Chair members and finance officials debated options to meet near-term retiree payments and a proposed $29 million loan to satisfy the retirement settlement fund during a joint committee session.
The committee pressed the secretary of finance about timing and durability of available funds. Representative Marissa Flores asked whether the administration should take out a single $29 million loan or do it in smaller tranches. The secretary replied, “yes, it has been authorized to pursue a $29,000,000 loan,” and said the finance office prepared two budget scenarios showing different impacts of taking the loan or not.
Why it matters: The settlement schedule requires quarterly transfer percentages that the commonwealth must meet. Committee members worried that missing payments could trigger trustee hearings or court action; staff repeatedly described the payroll impact in pay-period terms.
Key details from the session: - The finance secretary said a $2,100,000 award designated as 25% for retirees would cover about 3.8 pay periods. The secretary also said a separate $2.7 million appropriation from casino gross receipts tax (GRT) was being used for retiree payments beginning Oct. 15 and would cover about five pay periods if the office sets aside roughly $540,000 per pay period. - Representative Marissa Flores reviewed the settlement calendar for MAP payments: a 15% installment on 12/31/2025 (about $4.35 million), a 35% installment on 3/31/2026 (about $10.15 million) and a 20% installment on 6/30/2026 (about $5.8 million). The secretary said those amounts were included in the proposed budget and treated as a priority for general fund collections. - On collectability of other internal receivables that might be applied to the settlement, the secretary said component units such as the Commonwealth Utilities Corporation (CUC) remained under financial stress and were unlikely to produce large payments in the near term. - The secretary and other staff said the $29 million funding instrument could be structured as a lump sum or broken into quarterly or monthly disbursements; trustees must accept the disbursement schedule.

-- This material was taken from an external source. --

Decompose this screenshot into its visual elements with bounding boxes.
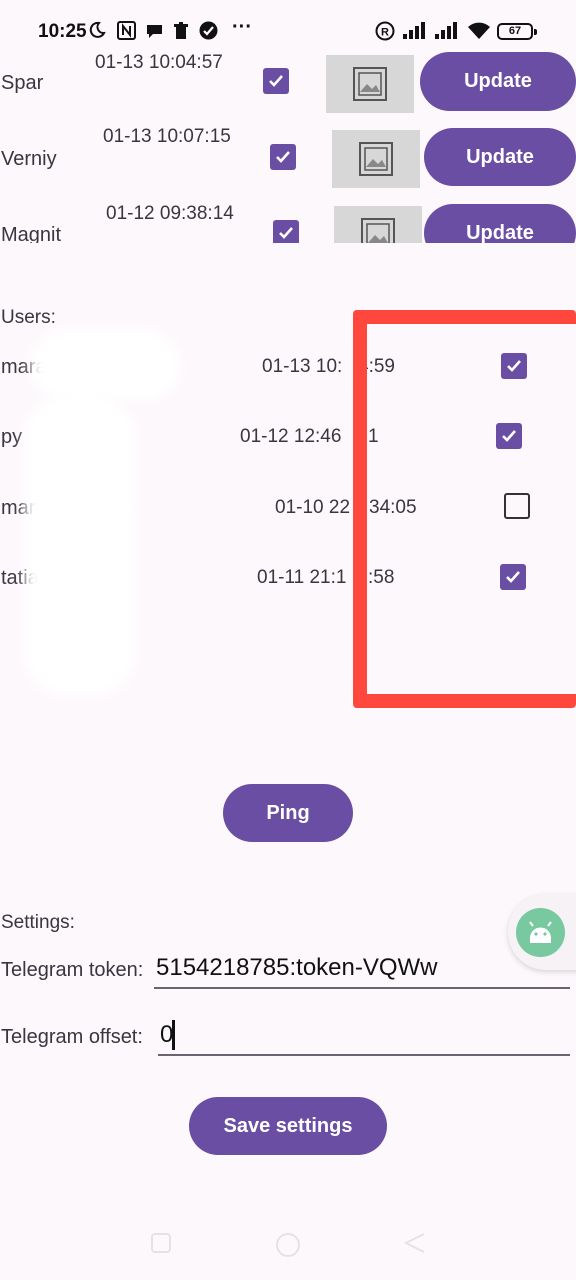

Officials also discussed enforcement and legal consequences. The secretary said that if the commonwealth cannot make a scheduled payment the trustee would be notified and a hearing with Judge Tydingle would likely follow. She repeatedly framed her role as constrained by statutory authority and by any trustee requirements for securing the loan.
Quotes from the hearing were limited to participants present: “In my personal opinion, there are significant impacts if we don't take out this pension loan,” the finance secretary said as part of explaining the two scenarios provided to the committee.
The committee asked for more detail on liabilities, the trustee negotiation positions and alternate disbursement options; members formally requested follow-up data on trustee conditions and the fiscal consequences of lump-sum versus phased borrowing. The session concluded with members urging continued negotiation with the trustees and additional information to be provided to the joint committee.
Looking ahead: Committee members asked for written follow-ups on trustee requirements, disbursement options and a detailed schedule of upcoming settlement payments and related budget assumptions.